There is some confusion between these two methods; Actually, the differences are so extreme from one another, so it is possible to relate to them as two opposites. In order to understand the severe drawbacks of the Machine Translation, let's examine it from three aspects:
There is no real Automatic Translation, but only a myth. The whole computer world has invested efforts in this field, but the technology still "works" only in Science Fiction stories. In the 80's, the Japanese spent hundreds of millions of Dollars in this field (in the framework of the "5th Generation Computing" project), but failed. The Science Center of IBM in Haifa cancelled a similar project after almost 20 years of research. Friends of us, with a similar ambition, founded a cool startup ("SoftJet") but failed too. And these are only three examples of hundredss of cancelled and failed projects.
What is the source of the difficulty? Contrary to the translation of separate words (e.g. Babylon.com), a human intelligence is needed here, to Understand the sentence, and with the lack of such a technology, there is no valuable translation engine available today. One of the ways that bored web surfers use to ammuse themselves, is to direct one of the web translation engines to a web document, and to be "tickled pink" as to the differences between the source and the result, and the absurd meaning.
There is a joke that illustrates this difficulty: When the CIA inaugurated its first English-Russian-English translation computer, one of the participants asked how one could check and see that the translation was the way it should be. The developers of the translation engine answered: "Type in an expression in English and see the translation". And so the asker typed in the expression "Out of sight, out of mind", and he received an answer in Russian. Someone else asked: "How do we know that this is the correct translation?". He was answered: "Type the result back into the machine". The translation was not long in coming: "Invisible idiot". There is a similar joke with the translation of "the spirit is willing, but the flesh is weak" (Matthew 26) into "the vodka is good but the meat is rotten".
It may happen even to humans. During the famous resolution of the UN at Lake Success, in 1947, to declare the establishment of a Jewish state in Israel, a reporter from the most popular Israeli newspaper translated the name of the city to Hebrew, and when asked to translate it back, he (mistakenly) translated it to "Lucky Pool".
Although the best localization and translation bureaus are located in France, there are many jokes about the translation skills of French business, like the dress shop advertising "Dresses for street walking", or the hotel's notice "Please leave your values at the front desk", or the lanudries' "Ladies, leave your clothes here and spend the afternoon having a good time". But the chance that a computer will make a mistake, is thousands of percents higher than a human translator.
Even separate words are difficult; Many English words have more than one meaning, and it is hard to guess how to translate "table" or "counter".
Is it possible that an owner of a site will dare to risk and endanger the meaning of the contents in his site in the hands of only a machine? An e-commerce site may be a good idea: What can be better than letting the computer translate a disclaimer, or a guaranty, or a legal agreement regarding the buy, or a form with the details of the credit card. Or just the description of the products; After an automatic translation, the description will be so confusing that surfers will be too confused to sue the site...
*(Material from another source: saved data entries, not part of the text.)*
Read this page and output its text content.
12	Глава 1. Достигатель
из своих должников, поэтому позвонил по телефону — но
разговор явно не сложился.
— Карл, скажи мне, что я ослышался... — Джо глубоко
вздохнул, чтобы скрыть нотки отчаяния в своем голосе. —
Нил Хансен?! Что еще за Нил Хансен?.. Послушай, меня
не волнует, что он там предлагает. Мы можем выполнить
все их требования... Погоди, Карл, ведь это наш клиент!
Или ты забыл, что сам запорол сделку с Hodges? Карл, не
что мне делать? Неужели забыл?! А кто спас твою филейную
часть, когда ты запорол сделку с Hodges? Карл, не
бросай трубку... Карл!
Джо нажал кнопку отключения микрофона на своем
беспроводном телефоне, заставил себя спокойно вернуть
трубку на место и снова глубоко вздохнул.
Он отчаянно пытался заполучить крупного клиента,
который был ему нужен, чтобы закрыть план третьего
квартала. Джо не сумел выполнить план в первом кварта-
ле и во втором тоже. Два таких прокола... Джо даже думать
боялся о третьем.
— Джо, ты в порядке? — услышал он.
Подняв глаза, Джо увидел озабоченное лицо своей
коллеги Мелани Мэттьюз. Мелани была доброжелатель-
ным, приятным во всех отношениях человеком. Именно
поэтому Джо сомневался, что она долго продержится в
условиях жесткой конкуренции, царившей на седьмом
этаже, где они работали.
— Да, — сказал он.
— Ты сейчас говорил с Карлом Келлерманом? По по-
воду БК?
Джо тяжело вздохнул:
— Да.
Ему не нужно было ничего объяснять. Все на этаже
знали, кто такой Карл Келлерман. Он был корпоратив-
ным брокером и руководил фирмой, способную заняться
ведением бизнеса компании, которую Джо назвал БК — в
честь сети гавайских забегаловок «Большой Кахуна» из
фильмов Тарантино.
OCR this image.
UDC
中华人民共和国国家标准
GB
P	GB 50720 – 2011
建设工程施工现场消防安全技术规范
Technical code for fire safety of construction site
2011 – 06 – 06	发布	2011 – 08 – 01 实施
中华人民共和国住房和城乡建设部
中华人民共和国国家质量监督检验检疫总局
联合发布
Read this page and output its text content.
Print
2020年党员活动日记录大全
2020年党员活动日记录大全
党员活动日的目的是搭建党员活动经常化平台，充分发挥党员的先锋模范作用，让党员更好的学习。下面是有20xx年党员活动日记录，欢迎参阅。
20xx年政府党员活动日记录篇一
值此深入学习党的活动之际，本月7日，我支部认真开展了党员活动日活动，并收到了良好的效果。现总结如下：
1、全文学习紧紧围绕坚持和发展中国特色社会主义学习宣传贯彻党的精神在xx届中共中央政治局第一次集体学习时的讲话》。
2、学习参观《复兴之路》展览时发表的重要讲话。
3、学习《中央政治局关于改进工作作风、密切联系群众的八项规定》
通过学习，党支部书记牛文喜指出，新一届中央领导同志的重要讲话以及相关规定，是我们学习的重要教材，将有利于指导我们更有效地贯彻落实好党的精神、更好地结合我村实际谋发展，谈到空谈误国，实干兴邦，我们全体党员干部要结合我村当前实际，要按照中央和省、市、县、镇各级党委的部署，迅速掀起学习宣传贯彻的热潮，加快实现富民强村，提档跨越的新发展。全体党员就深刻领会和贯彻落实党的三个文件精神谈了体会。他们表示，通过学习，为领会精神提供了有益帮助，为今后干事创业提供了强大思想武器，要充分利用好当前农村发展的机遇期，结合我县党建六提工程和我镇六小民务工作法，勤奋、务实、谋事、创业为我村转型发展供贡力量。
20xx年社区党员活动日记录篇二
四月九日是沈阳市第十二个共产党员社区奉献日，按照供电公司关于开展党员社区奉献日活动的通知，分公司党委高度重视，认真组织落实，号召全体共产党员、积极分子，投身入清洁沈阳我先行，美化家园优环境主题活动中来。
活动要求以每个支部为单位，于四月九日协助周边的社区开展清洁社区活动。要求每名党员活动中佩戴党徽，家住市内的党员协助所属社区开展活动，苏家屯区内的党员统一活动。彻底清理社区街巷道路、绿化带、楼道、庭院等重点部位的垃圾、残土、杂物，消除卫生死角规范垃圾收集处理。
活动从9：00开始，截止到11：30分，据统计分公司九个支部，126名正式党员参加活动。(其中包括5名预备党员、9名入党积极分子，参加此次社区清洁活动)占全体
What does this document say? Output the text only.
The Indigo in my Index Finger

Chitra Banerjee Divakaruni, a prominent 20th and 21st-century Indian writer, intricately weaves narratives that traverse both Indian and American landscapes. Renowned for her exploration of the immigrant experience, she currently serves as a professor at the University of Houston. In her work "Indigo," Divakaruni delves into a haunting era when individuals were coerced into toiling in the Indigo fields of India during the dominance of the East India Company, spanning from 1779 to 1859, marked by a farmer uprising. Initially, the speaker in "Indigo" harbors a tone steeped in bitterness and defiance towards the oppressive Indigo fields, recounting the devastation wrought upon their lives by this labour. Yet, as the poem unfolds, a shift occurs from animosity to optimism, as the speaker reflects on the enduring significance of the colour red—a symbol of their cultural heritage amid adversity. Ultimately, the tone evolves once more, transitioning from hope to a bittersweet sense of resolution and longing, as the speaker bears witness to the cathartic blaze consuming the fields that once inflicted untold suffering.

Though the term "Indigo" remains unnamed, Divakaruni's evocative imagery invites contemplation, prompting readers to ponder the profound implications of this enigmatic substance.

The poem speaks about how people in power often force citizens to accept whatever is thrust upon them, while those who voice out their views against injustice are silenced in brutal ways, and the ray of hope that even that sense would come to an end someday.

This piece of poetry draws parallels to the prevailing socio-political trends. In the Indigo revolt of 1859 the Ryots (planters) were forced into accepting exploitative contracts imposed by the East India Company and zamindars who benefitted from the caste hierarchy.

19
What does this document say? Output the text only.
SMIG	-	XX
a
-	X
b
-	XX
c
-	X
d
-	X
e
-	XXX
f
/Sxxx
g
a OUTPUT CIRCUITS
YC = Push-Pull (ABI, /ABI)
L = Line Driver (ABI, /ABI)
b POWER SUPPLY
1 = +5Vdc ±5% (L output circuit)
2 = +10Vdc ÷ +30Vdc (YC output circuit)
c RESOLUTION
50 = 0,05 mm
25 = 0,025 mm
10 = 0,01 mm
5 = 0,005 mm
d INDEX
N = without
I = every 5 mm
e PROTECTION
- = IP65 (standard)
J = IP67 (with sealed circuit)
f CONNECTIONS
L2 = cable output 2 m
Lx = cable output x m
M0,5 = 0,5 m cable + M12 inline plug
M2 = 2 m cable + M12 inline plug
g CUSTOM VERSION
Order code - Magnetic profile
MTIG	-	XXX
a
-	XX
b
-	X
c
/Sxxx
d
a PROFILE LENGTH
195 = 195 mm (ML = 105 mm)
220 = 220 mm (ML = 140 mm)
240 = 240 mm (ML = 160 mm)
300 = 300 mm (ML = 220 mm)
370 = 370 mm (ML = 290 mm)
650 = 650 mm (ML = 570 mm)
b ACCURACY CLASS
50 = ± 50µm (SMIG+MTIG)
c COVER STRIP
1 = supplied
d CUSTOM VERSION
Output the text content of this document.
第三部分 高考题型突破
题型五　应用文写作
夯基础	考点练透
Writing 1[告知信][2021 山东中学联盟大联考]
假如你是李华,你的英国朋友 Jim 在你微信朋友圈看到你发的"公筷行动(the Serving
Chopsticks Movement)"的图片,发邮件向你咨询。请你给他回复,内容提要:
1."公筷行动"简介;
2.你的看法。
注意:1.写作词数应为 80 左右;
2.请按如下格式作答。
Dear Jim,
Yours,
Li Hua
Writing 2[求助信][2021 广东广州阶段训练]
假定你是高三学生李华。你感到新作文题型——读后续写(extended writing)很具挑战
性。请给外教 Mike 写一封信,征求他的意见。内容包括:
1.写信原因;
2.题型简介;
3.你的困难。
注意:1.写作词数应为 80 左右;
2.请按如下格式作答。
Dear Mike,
We not only claim that no site owner will pay for a Machine Translation engine, but even that he may pay for a tool which will prevent other Machine Translation engines from translating his site (for example at the client side). There may be even a business potential, but this is not Our business.
Now more seriously: The only translation that truly satisfies site owners is human. The massive costs, even without counting the software, are a challenge, but (in a paradoxally way) may help the sales person to demand high prices for the software; When paying expensive salaries to human translators, the price of the software looks cheap. And this IS our business.
So what is the target market of the automatic solutions?
Their target market is the surfers, that occasionally come across articles or items in an unknown language, and use those solutions to translate them. According to what we believe, this market is Bad. No sales, no customers, and no rules of the classic economy; Just the hope to make money out of banners. Contrary to sites and enterprise, private surfers can't be charged for such services.
Moreover, this "market" is crowded, and there are already too many players competing. We can't understand the logic of a company entering into this field.
Contrary to human-based translation systems, which only manage the process of the translation and let the human translators do the intelligent work, Machine Translation systems should understand the sentences. This requires an artificial intelligence and a very complex technology, even without trying to attack the difficulties mentioned above. A mediocre engine may cost millions to develop. Most of this technology must be re-developed again for any new language. And the meanings that are missed in any phase of translation (see the joke and the story above), force us to use only one phase, so no intermediate language is possible. It means that in order to support any combination of 10 languages, we will have to repeat the effort 90 (!) times, or to spend hundreds of millions.
Human Translation and Machine Translation may look similar from the first glance, but actually are two opposites. A real Machine Translation is only a myth, and even the existing solutions costs a lot to develop, and target a bad and crowded market of consumers who are not willing to pay for this service. On the other hand, there are sites and enterprises who are willing to pay a lot for a high-quality solution to manage the process of Human Translation. This solution is cheap to develop, and when based on a Proxy approach, is even unique and superior. This is our target market.